Montag, 13. Februar 2012 | Gesundheitswesen Magazin

Werbung und Marketing

30.05.2009 | 18:18 Uhr

Bewegung gegen die Monotonie von Krankenkassen Newslettern

Es ist mittlerweile schon schwer zu zählen, wie viele Newsletter ich abonniert habe. Ich habe einen großteil der aktuellen Anzahl der gesetzlichen Krankenkassen (196) abonniert. Hinzu kommen die von den privaten Versicherern.

Das schlimme ist, das sich alle wie ein Ei dem anderen gleichen. Ich lese immer von Gesundheitstipps hier und Gesundheitstipps da. Wie wäre es mal mit etwas interessantem? Etwas wovon ich sage: “Ok, es hat sich gelohnt diesen Newsletter zu abonnieren und ich sende den mal weiter an einen Freund.”. 
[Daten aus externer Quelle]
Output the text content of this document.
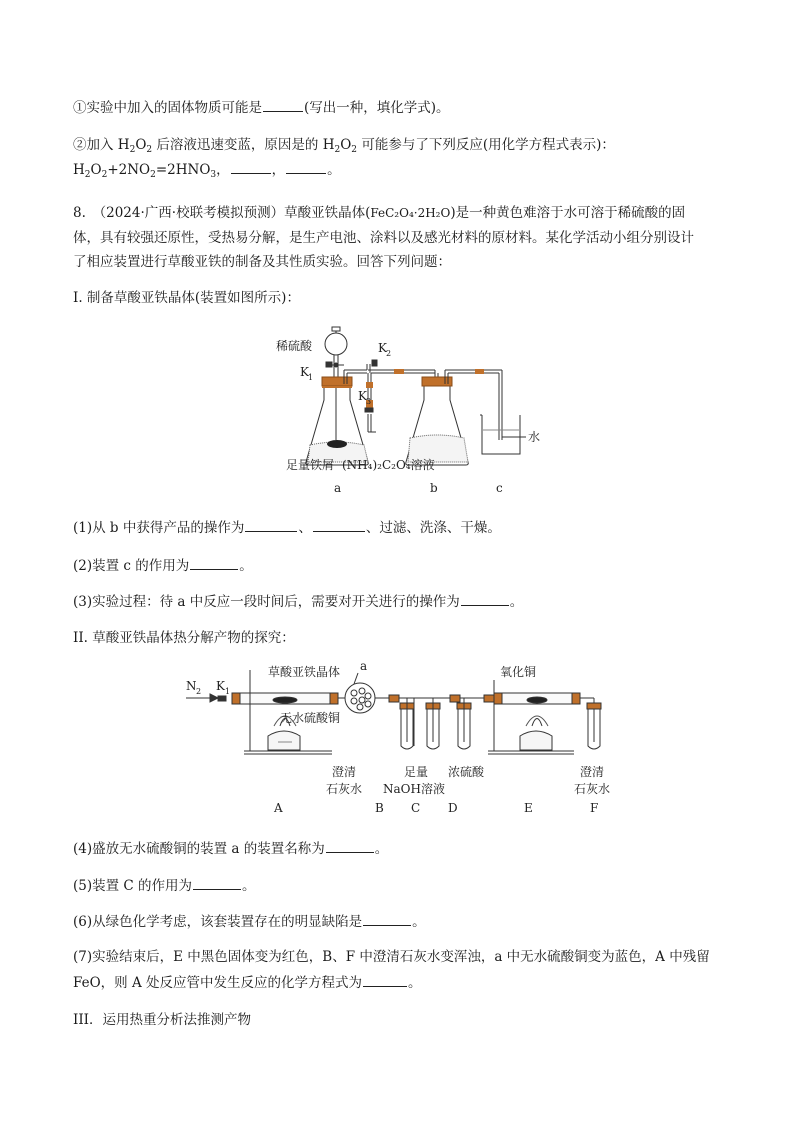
①实验中加入的固体物质可能是	(写出一种，填化学式)。
②加入 $H_2O_2$ 后溶液迅速变蓝，原因是的 $H_2O_2$ 可能参与了下列反应(用化学方程式表示)：
$H_2O_2+2NO_2=2HNO_3$，	，	。
8.　（2024·广西·校联考模拟预测）草酸亚铁晶体(FeC₂O₄·2H₂O)是一种黄色难溶于水可溶于稀硫酸的固
体，具有较强还原性，受热易分解，是生产电池、涂料以及感光材料的原材料。某化学活动小组分别设计
了相应装置进行草酸亚铁的制备及其性质实验。回答下列问题：
I. 制备草酸亚铁晶体(装置如图所示)：
稀硫酸	K 2
K 1
K 3
水
足量铁屑 (NH₄)₂C₂O₄溶液
a	b	c
(1)从 b 中获得产品的操作为	、	、过滤、洗涤、干燥。
(2)装置 c 的作用为	。
(3)实验过程：待 a 中反应一段时间后，需要对开关进行的操作为	。
II. 草酸亚铁晶体热分解产物的探究：
N 2 K 1
草酸亚铁晶体 a
无水硫酸铜
氧化铜
澄清
石灰水
足量
NaOH溶液
浓硫酸	澄清
石灰水
A	B C D	E	F
(4)盛放无水硫酸铜的装置 a 的装置名称为	。
(5)装置 C 的作用为	。
(6)从绿色化学考虑，该套装置存在的明显缺陷是	。
(7)实验结束后，E 中黑色固体变为红色，B、F 中澄清石灰水变浑浊，a 中无水硫酸铜变为蓝色，A 中残留
FeO，则 A 处反应管中发生反应的化学方程式为	。
III．运用热重分析法推测产物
Nehmen wir mal einen standard Newsletter. Es sind im Durchschnitt 5-7 Gesundheitstipps vorhanden. Ohne jetzt zu hart zu klingen, aber wenn ich mir diese 5 Tipps durchlesen und beachten würde, dann könnte ich keinen Tag meines Lebens mehr genießen. Oder nehmen wir – noch schlimmer – die Gesundheitswarnungen. Wenn ich diese durchlese würde, dann wäre ich danach psychisch zerstört. 

Wie wäre es denn, wenn sich mein Newsletter von denen der 196 anderen gesetzlichen Krankenkassen unterscheidet? Wenn ich auch versuche, mich durch meinen Newsletter zu positionieren?

Zwar kann ein “Marketing-Mensch” (man beachte die Anführungszeichen) jetzt sagen, dass er versucht sich mit dem (Gesundheits)Newsletter als Partner in Gesundheitsfragen in dem Kopf des Versicherten zu positionieren, aber das ist nicht möglich, wenn der Abonnent den Newsletter nicht liest. Gegenstimmen?

Wie wäres es also, wenn ich mit dem Newsletter versuche einen richtigen Mehrwert für den Versicherten/Leser darzustellen.

Vorteile eines guten Krankenkassen-Newsletters:

  1. er wird gelesen (sehr wichtig)
  2. ich fühle mich danach nicht depressiv
  3. ich empfehle ihn meinen Freunden und Bekannten weiter

Gerade durch Punkt 3 erfolgt auch eine Verbreitung der Inhalte. Das Unternehmen kann dadurch an neue Kunden kommen. 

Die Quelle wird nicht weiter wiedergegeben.